Abstract

To develop a convenient and efficient means for organophosphate (OP) insecticide detection, a simple, cost-effective, and easy-to-use absorbance-based sensing device was generated using methyl parathion hydrolase fused with glutathione-S-transferase (MPH-GST) covalently immobilized onto a chitosan film-coated microplate. With methyl parathion (MP) as a representative substrate, this MPH-GST sensing microplate had the detection limit of 0.1µM and the linear range of 0.1-50µM. Despite its highest stability at 4°C, it was considerably stable at 25°C with high activity for 30 days. It was also most stable at pH 8.0 and could be efficiently reused up to 100 rounds. The device revealed a high percentage of recovery for tap water spiked with a known concentration of MP, which was also comparable to the result obtained from gas chromatography-mass spectrometry.
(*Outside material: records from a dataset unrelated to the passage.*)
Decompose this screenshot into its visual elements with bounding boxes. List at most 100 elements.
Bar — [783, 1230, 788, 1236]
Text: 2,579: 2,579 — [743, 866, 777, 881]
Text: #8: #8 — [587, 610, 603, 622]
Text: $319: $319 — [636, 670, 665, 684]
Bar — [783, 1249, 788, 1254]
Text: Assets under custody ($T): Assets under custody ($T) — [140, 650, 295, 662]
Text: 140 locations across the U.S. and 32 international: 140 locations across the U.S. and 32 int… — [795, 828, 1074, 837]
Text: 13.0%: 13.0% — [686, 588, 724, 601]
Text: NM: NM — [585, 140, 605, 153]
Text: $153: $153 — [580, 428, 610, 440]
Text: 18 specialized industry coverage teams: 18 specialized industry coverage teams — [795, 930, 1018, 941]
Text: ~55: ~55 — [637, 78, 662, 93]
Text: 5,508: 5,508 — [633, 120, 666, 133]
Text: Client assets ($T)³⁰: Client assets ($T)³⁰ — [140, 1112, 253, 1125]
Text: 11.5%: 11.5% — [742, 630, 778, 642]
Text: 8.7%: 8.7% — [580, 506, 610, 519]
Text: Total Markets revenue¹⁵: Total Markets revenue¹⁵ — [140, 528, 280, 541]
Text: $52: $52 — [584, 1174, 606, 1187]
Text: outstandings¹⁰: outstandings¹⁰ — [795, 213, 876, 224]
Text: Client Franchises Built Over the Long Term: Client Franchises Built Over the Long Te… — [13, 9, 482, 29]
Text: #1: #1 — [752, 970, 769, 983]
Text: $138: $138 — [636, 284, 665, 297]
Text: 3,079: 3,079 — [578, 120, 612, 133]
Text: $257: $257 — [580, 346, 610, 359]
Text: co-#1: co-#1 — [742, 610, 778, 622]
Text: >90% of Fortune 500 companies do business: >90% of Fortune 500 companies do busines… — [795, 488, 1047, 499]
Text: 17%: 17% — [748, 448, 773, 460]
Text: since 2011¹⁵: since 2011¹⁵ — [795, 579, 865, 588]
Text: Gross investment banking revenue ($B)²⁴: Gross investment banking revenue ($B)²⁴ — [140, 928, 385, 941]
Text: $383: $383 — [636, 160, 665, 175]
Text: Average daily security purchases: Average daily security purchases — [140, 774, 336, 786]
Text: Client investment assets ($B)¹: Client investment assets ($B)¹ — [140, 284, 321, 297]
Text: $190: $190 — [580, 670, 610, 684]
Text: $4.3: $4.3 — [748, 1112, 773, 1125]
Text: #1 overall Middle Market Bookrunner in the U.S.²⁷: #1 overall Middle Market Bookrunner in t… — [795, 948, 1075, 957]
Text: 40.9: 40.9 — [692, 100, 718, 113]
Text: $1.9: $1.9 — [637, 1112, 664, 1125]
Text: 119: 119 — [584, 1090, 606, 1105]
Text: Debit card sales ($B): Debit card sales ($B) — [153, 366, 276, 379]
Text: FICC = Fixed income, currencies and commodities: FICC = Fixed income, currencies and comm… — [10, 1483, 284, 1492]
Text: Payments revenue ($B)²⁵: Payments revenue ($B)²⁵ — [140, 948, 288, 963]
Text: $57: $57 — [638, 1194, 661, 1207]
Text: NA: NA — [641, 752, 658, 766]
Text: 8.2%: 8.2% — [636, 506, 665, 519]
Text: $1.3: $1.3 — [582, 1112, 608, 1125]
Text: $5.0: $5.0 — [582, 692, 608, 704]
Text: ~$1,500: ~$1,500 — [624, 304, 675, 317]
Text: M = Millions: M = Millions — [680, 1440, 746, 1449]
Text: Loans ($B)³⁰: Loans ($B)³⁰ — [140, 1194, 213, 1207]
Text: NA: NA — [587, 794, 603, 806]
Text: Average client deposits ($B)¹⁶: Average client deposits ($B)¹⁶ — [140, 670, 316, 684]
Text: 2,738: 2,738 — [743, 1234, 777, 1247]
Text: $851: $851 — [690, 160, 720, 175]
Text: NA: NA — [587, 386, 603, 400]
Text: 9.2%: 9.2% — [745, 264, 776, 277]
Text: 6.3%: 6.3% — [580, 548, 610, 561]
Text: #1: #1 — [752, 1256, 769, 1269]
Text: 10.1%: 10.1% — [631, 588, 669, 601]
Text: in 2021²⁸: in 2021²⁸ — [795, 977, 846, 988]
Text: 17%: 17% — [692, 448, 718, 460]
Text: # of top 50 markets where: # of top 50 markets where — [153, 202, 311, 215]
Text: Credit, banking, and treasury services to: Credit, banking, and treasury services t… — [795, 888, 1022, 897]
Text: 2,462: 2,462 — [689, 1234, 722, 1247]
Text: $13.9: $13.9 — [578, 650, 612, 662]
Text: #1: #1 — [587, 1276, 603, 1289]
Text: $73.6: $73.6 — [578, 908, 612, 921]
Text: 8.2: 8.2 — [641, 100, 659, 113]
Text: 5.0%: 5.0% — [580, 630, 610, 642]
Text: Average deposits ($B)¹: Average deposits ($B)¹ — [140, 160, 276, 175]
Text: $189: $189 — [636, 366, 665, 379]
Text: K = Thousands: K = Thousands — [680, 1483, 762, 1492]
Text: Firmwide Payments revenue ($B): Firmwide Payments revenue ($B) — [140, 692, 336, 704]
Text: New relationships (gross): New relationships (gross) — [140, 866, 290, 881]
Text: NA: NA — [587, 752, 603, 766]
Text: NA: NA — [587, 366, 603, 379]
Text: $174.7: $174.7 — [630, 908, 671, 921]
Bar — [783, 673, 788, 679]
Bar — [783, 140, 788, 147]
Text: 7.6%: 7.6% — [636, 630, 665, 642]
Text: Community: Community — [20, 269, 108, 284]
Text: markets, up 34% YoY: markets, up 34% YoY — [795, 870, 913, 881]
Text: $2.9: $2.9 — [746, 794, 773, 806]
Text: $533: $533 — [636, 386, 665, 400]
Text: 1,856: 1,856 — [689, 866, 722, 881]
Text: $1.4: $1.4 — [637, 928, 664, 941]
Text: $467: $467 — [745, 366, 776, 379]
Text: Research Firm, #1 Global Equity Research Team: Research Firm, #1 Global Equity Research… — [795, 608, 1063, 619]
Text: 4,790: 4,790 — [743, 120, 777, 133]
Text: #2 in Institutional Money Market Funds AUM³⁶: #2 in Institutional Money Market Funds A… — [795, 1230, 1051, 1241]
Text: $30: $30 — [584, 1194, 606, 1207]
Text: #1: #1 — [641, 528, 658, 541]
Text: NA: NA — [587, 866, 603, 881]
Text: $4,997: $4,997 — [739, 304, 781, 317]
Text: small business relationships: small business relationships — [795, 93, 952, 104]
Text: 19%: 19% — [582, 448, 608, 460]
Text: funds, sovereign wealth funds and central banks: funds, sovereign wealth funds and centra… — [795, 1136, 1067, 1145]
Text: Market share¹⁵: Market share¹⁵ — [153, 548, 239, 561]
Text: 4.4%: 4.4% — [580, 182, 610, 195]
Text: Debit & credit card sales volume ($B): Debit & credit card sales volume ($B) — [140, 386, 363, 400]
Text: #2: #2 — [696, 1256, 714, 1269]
It also showed a high recovery of 82-100% with MP spiked agricultural products and satisfactory results with non-spiked samples. This immobilized enzyme sensing system was more sensitive and efficient than the whole cell system from our previous work. All of the advantages of the MPH-GST sensing microplate developed have rendered it suitable for rapid and convenient OP screening, and for being a bio-element for fabricating a potential optical biosensor in the future.